If you are interested in participating in future BioBlitz events at Tanglewood or other locations around Tuscaloosa, or if you’re interested in learning more about our group, please reach out to CBS president Thomas Franzem (firstname.lastname@example.org) to be added to our email list, and follow us on Facebook (UA Conservation Biology Society) and Twitter (@uaconservation). You can also get involved in reporting any species you detect yourself at Tanglewood to the “University of Alabama Tanglewood Biodiversity Survey” project on iNaturalist (https://www.inaturalist.org/projects/university-of-alabama-tanglewood-biodiversity-survey) and join other CBS members in reporting any species we detect anywhere through our iNaturalist project (https://www.inaturalist.org/projects/ua-conservation-biology-society)!
– Kevin Shaw, CBS vice president
Results from BioBlitz:
Intermittent Stream Mapping (February 2021)
Have you ever wondered where a stream starts? Well, the answer is much more complicated than one might think! Stream length changes both seasonally and even year-to-year. In fact, here in Alabama over 50% of our mapped streams dry on a regular basis! Some years, like during the 2016 drought, more than half of our streams go dry. Delaney Peterson, PhD student in the Jones Ecohydrology Lab, is mapping flowing stream length seasonally during 2021. To do this, Delaney and a small army of volunteers (see picture below) walk all of Tanglewood’s headwater streams and take measurements every 100 meters.
Student Recipients of The Tanglewood Summer Graduate Research Assistantship (January 2021)
The Biology Department has initiated a competitive grant program for graduate students to receive summer funding to conduct research at Tanglewood. This award provides three months of summer stipend support for research being performed at Tanglewood (e.g, mesocosm research, field sampling, field observation, etc) during the award period. The 2020 recipients of the award are Jacob Herschberger and Samantha Siomko.
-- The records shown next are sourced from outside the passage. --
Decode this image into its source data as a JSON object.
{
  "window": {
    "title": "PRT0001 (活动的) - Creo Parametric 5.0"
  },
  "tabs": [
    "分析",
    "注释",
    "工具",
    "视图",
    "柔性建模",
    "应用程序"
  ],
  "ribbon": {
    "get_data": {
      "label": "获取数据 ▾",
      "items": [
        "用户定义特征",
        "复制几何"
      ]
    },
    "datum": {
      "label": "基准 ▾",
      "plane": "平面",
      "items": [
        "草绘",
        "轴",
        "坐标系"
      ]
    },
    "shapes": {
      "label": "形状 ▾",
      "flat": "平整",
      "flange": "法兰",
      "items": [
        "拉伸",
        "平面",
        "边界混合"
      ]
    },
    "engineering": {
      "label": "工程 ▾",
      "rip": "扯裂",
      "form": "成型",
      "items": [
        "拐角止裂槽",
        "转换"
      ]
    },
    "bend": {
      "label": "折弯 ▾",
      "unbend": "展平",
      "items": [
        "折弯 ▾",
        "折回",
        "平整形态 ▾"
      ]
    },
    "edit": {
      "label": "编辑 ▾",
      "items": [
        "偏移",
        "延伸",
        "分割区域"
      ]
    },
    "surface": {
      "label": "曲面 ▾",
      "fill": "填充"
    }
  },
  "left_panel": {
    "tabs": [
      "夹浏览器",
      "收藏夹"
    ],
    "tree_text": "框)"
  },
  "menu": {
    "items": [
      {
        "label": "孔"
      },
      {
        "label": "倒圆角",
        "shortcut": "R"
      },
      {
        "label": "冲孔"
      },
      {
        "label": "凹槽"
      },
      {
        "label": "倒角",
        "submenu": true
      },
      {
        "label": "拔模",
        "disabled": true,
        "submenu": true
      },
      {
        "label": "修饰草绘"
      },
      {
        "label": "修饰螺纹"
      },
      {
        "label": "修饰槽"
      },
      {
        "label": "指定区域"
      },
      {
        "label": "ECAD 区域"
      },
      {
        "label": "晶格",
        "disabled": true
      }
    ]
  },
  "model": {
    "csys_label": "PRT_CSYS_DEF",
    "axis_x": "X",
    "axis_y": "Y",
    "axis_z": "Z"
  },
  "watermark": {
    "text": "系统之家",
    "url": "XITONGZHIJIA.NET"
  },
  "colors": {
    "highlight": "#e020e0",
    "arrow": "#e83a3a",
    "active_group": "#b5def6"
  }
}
- Jacob will be investigating how volatile organic compounds shape pollinator community and plant fitness for a flower species at Tanglewood. Thus work will investigate the interactions of local plant diversity, floral volatile variation, pollinator diversity, and plant seed production to detect influences plant fitness and help predict how plant chemistry may shape local pollinator communities.
- Samantha will be investigating the effects of drought on fungal pathogen dynamics in Alabama salamanders and exploring how climatic conditions can impact amphibian behavior, species interactions, and disease transmission using field enclosures. Enclosures will either simulate rainfall or drought conditions, where (i) rainfall shelter enclosures will prevent rain penetration while (ii) natural rainfall enclosures will be open to all rainfall. As Alabama is a hotspot for amphibian biodiversity, interactions between hydrology and disease in Alabama watersheds is important to understand to predict the impact of pathogens on the rich local herpetofauna.
Ecohydrology Lab Well Installation (November 2020)
Delaney Peterson, PhD student in the Jones Ecohydrology Lab, installed 14 groundwater monitoring wells across the Tanglewood Biological Station. The wells will be used to quantify water movement between upland areas and small streams. This work was is partially supported by the Alabama Water Institute.
Controlled Burn (May 2020)
UA forest managers conducted a controlled burn across the southern portion of the Tanglewood Biological Station. Fires are an important part of forested ecosystems in Alabama. Understory plants such as wiregrass require fire for flowering, and trees such and pond and sand pine require fire for seed germination. Thus, regular controlled burns are an integral part of forest management strategies.